Already thinking ahead, Jobs decided their next model should be a fully integrated system that required no assembly by the user. He intended to take the personal computer from a hobbyist’s toy to a product for the general public. He and Wozniak went into business with Mike Markkula, formerly at Intel, to fund Apple’s expansion and production costs. (Shortform note: Mike Markkula, Apple’s unsung third founder, was often thought of as “the adult in the room” to mediate between Jobs and Wozniak, though he was also a programmer and engineer.)

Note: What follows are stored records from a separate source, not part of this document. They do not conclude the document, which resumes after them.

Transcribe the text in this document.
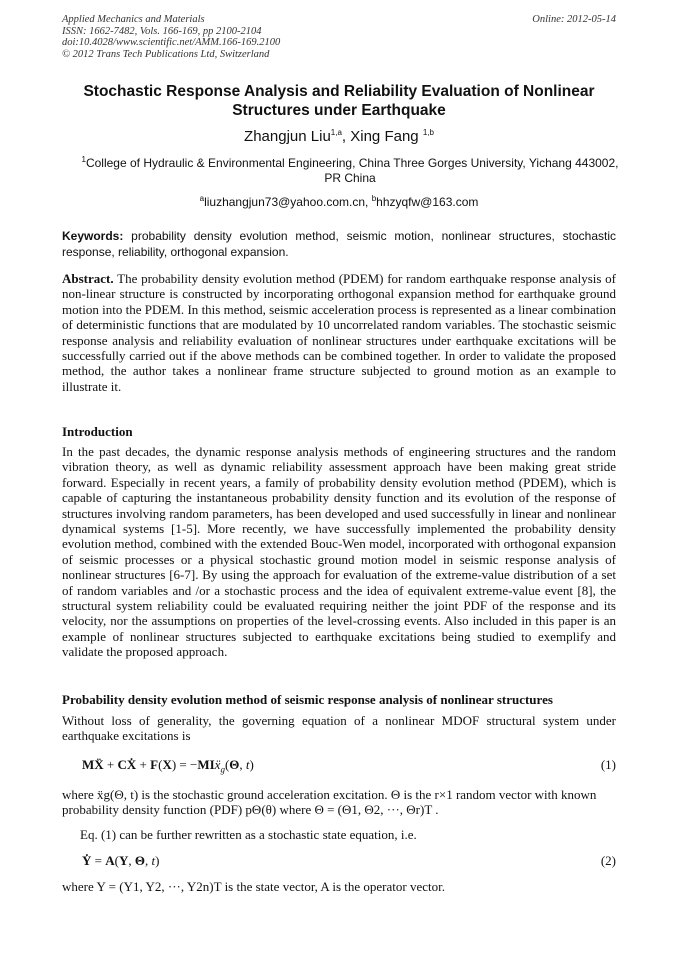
Applied Mechanics and Materials
ISSN: 1662-7482, Vols. 166-169, pp 2100-2104
doi:10.4028/www.scientific.net/AMM.166-169.2100
© 2012 Trans Tech Publications Ltd, Switzerland
Online: 2012-05-14
Stochastic Response Analysis and Reliability Evaluation of Nonlinear Structures under Earthquake
Zhangjun Liu$^{1,a}$, Xing Fang $^{1,b}$
$^1$College of Hydraulic & Environmental Engineering, China Three Gorges University, Yichang 443002, PR China
$^a$liuzhangjun73@yahoo.com.cn, $^b$hhzyqfw@163.com
Keywords: probability density evolution method, seismic motion, nonlinear structures, stochastic response, reliability, orthogonal expansion.
Abstract. The probability density evolution method (PDEM) for random earthquake response analysis of non-linear structure is constructed by incorporating orthogonal expansion method for earthquake ground motion into the PDEM. In this method, seismic acceleration process is represented as a linear combination of deterministic functions that are modulated by 10 uncorrelated random variables. The stochastic seismic response analysis and reliability evaluation of nonlinear structures under earthquake excitations will be successfully carried out if the above methods can be combined together. In order to validate the proposed method, the author takes a nonlinear frame structure subjected to ground motion as an example to illustrate it.
Introduction
In the past decades, the dynamic response analysis methods of engineering structures and the random vibration theory, as well as dynamic reliability assessment approach have been making great stride forward. Especially in recent years, a family of probability density evolution method (PDEM), which is capable of capturing the instantaneous probability density function and its evolution of the response of structures involving random parameters, has been developed and used successfully in linear and nonlinear dynamical systems [1-5]. More recently, we have successfully implemented the probability density evolution method, combined with the extended Bouc-Wen model, incorporated with orthogonal expansion of seismic processes or a physical stochastic ground motion model in seismic response analysis of nonlinear structures [6-7]. By using the approach for evaluation of the extreme-value distribution of a set of random variables and /or a stochastic process and the idea of equivalent extreme-value event [8], the structural system reliability could be evaluated requiring neither the joint PDF of the response and its velocity, nor the assumptions on properties of the level-crossing events. Also included in this paper is an example of nonlinear structures subjected to earthquake excitations being studied to exemplify and validate the proposed approach.
Probability density evolution method of seismic response analysis of nonlinear structures
Without loss of generality, the governing equation of a nonlinear MDOF structural system under earthquake excitations is
MẌ + CẊ + F(X) = −MIẍ$_g$(Θ, t)	(1)
where ẍg(Θ, t) is the stochastic ground acceleration excitation. Θ is the r×1 random vector with known probability density function (PDF) pΘ(θ) where Θ = (Θ1, Θ2, ···, Θr)T .
Eq. (1) can be further rewritten as a stochastic state equation, i.e.
Ẏ = A(Y, Θ, t)	(2)
where Y = (Y1, Y2, ···, Y2n)T is the state vector, A is the operator vector.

The Apple II debuted in 1977, kicking off the personal computer industry. (Shortform note: While Apple may have launched the personal computer into the public eye, it was not the only company in the market. Tandy’s TRS-80 was released a month after the Apple II, with the Commodore PET following in December. All three ran versions of the programming language BASIC, and are collectively known as the 1977 Trinity.)
The Revolutionary Altair
Before the invention of the microprocessor, computers were large, expensive mainframes owned by universities, corporations, or governments. Instructions would be fed to the mainframe using punch card systems or teletype terminals. A computer that could fit in a home, or even on a table, was unthinkable.
The Altair 8800 was a do-it-yourself computer kit developed by a team of Air Force veterans. It included an internal 8-bit microprocessor, and its interface was a panel of switches and lights. In 1975, Popular Electronics hailed it as “the most powerful computer ever presented.”